The story follows the exploits of a young husband, WWI veteran and Oxford professor named John Hill (yes, names are significant in this book). Recently released from active duty for health reasons and on a recuperating vacation in the country, John has an adventure, getting caught outside in a rainstorm and having to seek shelter in a mysterious cave. The escapade nearly costs him his life, but the pay-off seems to make up for it—a mysterious box from an unknown civilization containing a book bound in red velvet. The discovery is a linguist’s dream, and John becomes absorbed in the project of translating the ancient text, somewhat to the detriment of his family life and much to the chagrin of his wife EM. John however falls in love with the story he translates, especially as he sees the evil forces present in the legend reflected in the modern evils of Nihilism and the Nazi threat. The evil philosophies however, soon take human shape and other, more sinister forces, take interest the book. John and his family find themselves fighting for their lives against an unstoppable force that seeks to claim the book and all its powerful secrets. 

Toward the Gleam is story of mysteries and secrets with further layers of mystery on top of mysteries. One of the highlights of the book is that most of the main characters are historical figures. The twist is that none of them are explicitly named but are always referred to by a pseudonym, nickname or simply just a first name. This leaves the reader always pondering just how many of the characters are actually fictional (I am currently aware of twelve that are historical). The most intriguing character is the villain Alembert (an unknown real vs. fictional character) whom critics have described as being “Moriarty like” in his lethal cunning and machine-like mind. “His secrets have secrets” as Sparks would say. He and the other characters make the mystery of the story go further than the plot itself and extends it to the audience.

Another marvelous aspect of this book (aside from the really smashing one which I will not tell for fear of spoilers) is that John does not only fight the physical evil of Alembert and his regime, but as a professor he battles the dangerous ideas taking root in the thoughts and beliefs of the modern era. Whether in conversation with an anarchist student, debate with a philosophic woodsman or battling wits with the power hungry Alembert, John is forced to defend his beliefs in Theism and human dignity as much as he defends the priceless artifact he has discovered. 

Toward the Gleam is a book that defies classification. It is a philosophic thriller and historical fan-fiction.

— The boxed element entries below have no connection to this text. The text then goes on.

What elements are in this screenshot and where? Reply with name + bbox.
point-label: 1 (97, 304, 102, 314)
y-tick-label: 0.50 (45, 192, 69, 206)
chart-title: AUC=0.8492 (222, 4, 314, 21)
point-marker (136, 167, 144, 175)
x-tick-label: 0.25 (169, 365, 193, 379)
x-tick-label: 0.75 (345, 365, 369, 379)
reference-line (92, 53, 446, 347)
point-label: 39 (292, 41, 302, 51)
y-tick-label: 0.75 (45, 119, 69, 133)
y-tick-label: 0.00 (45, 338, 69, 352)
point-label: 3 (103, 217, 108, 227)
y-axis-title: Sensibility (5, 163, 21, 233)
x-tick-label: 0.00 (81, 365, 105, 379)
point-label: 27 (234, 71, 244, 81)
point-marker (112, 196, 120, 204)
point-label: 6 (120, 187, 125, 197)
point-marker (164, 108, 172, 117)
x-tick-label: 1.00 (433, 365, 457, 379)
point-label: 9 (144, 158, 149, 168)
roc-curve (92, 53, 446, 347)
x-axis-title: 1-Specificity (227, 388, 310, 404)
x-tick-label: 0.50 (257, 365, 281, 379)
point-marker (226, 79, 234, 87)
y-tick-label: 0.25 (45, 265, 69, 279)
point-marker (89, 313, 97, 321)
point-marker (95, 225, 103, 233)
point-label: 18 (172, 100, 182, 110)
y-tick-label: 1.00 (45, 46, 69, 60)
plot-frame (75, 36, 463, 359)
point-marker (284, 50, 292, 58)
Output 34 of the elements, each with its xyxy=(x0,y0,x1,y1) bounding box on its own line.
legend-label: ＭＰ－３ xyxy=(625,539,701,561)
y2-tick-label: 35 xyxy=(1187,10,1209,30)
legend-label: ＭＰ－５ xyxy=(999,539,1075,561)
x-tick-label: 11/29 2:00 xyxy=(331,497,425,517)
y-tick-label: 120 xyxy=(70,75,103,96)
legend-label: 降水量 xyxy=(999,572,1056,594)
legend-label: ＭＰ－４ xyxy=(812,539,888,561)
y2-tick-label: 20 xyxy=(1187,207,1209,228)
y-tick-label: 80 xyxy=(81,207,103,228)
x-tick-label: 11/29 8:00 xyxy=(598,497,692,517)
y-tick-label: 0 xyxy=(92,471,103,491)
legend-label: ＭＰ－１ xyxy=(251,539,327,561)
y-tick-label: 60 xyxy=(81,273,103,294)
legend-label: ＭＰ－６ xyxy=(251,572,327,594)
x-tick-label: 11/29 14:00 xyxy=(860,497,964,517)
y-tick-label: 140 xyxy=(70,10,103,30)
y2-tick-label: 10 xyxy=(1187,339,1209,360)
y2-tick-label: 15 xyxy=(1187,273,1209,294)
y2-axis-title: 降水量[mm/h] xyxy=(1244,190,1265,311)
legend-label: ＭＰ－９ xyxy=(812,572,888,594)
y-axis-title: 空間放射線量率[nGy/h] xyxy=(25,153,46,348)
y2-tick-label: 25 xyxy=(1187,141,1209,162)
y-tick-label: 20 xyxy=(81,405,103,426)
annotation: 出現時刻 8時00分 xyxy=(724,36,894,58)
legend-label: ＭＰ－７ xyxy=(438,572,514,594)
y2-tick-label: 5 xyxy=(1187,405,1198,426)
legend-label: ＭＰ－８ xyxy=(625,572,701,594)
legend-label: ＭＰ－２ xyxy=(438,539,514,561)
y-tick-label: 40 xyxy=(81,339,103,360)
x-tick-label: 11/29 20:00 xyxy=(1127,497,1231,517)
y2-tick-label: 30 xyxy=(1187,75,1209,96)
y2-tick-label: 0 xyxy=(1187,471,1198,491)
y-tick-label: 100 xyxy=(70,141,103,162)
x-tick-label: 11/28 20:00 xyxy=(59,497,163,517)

Most of all, it is a work that will send Tolkien geeks running to search out every cave in England. The reader comes face to face with the possibility of what we have so long loved, researched meticulously and wondered of in the depths of the night, could really be based on fact. Whether or not our fantasies become facts, Toward the Gleam proves that legends begin with history, and history is happening all around us. The battles between good and evil sung of in John’s book are those which continue in the real world. Monsters, armies of extermination and sinister wizards exist to this day in various forms, and the Christians of the world must fight them heroically every day.